Sur les plans ethnique, linguistique et confessionnel, le Nigeria peut se diviser globalement en trois zones : un nord majoritairement musulman, un sud-ouest majoritairement chrétien et musulman, et, enfin, un sud-est majoritairement chrétien.

Dans les États du nord, qui couvrent les deux tiers du territoire nigérian, le groupe ethnique le plus nombreux est celui formé par les Haoussas et les Foulanis (Peuls), dont l’écrasante majorité sont musulmans. Les autres principaux groupes ethniques du nord sont les Tivs et les Kanouris. Dans les États du sud-ouest, ce sont les Yoroubas qui constituent le groupe ethnique et linguistique dominant. Plus de la moitié d’entre eux sont chrétiens et environ un quart sont musulmans, le reste de la population du sud-ouest observant des cultes traditionnels qui ne relèvent ni de l’islam ni du christianisme.

Enfin, dans les États du sud-est, ce sont les Igbos à dominante chrétienne qui forment le plus grand groupe ethnique. Si les Nigérians de rite catholique romain y sont de loin prédominants, on observe néanmoins une popularité croissante des Églises protestantes pentecôtistes et autres. Dans le sud-est, il faut également compter avec les Efiks, les Ibibios, les Annangs et les Ijaws, ces derniers constituant le quatrième principal groupe ethnique nigérian.

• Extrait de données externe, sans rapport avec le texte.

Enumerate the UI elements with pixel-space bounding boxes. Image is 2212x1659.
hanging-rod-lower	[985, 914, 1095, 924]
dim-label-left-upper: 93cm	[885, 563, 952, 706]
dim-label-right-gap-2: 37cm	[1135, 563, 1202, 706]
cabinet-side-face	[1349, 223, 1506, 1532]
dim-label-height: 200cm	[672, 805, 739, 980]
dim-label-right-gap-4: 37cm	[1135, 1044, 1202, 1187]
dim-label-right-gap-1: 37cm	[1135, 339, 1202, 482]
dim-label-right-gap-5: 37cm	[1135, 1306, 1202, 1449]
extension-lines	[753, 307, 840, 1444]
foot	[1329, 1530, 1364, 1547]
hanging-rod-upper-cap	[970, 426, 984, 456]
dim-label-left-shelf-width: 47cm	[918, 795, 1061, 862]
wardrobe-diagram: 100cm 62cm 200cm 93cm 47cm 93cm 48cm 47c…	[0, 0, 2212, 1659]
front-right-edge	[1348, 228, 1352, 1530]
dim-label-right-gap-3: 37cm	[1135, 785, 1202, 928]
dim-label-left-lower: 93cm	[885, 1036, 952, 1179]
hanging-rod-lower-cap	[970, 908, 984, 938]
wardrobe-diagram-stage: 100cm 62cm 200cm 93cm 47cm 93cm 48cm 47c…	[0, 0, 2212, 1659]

Dans ce patchwork hérité de la période coloniale britannique, c’est évidemment l’anglais qui sert de lingua franca entre les différents groupes ethniques et, surtout, entre leurs élites. Cela dit, la connaissance de deux ou plusieurs langues nigérianes est très répandue. C’est sans surprise que les idiomes des Haoussas, des Yoroubas et des Igbos se révèlent être les langues les plus usitées au Nigeria.

À l’échelle du Nigeria, en l’absence de statistiques officielles et en faisant remarquer que certains considèrent que ces estimations sont destinées à surreprésenter les États du nord dans la fédération, on estime que le pays le plus peuplé d’Afrique est composé de plus de 250 groupes ethniques, parmi lesquelles quelques-unes seulement s’avèrent être les plus politiquement influentes. Les Haoussas et les Foulanis (Peuls) constituent 29 % de la population totale du Nigeria. Viennent ensuite les Yoroubas (20%), les Igbos (20%), les Ijaws (7 %), les Kanouris 4% et les Tivs 3%. Du point de vue religieux, le dernier recensement, effectué en 1963, c.à.d. au lendemain de l’indépendance, indiquait que 47 % des Nigérians étaient musulmans, que 35% étaient chrétiens et qu’enfin 18% pratiquaient des cultes « traditionnels », c.à.d. antérieurs aux missionarismes chrétiens et musulmans.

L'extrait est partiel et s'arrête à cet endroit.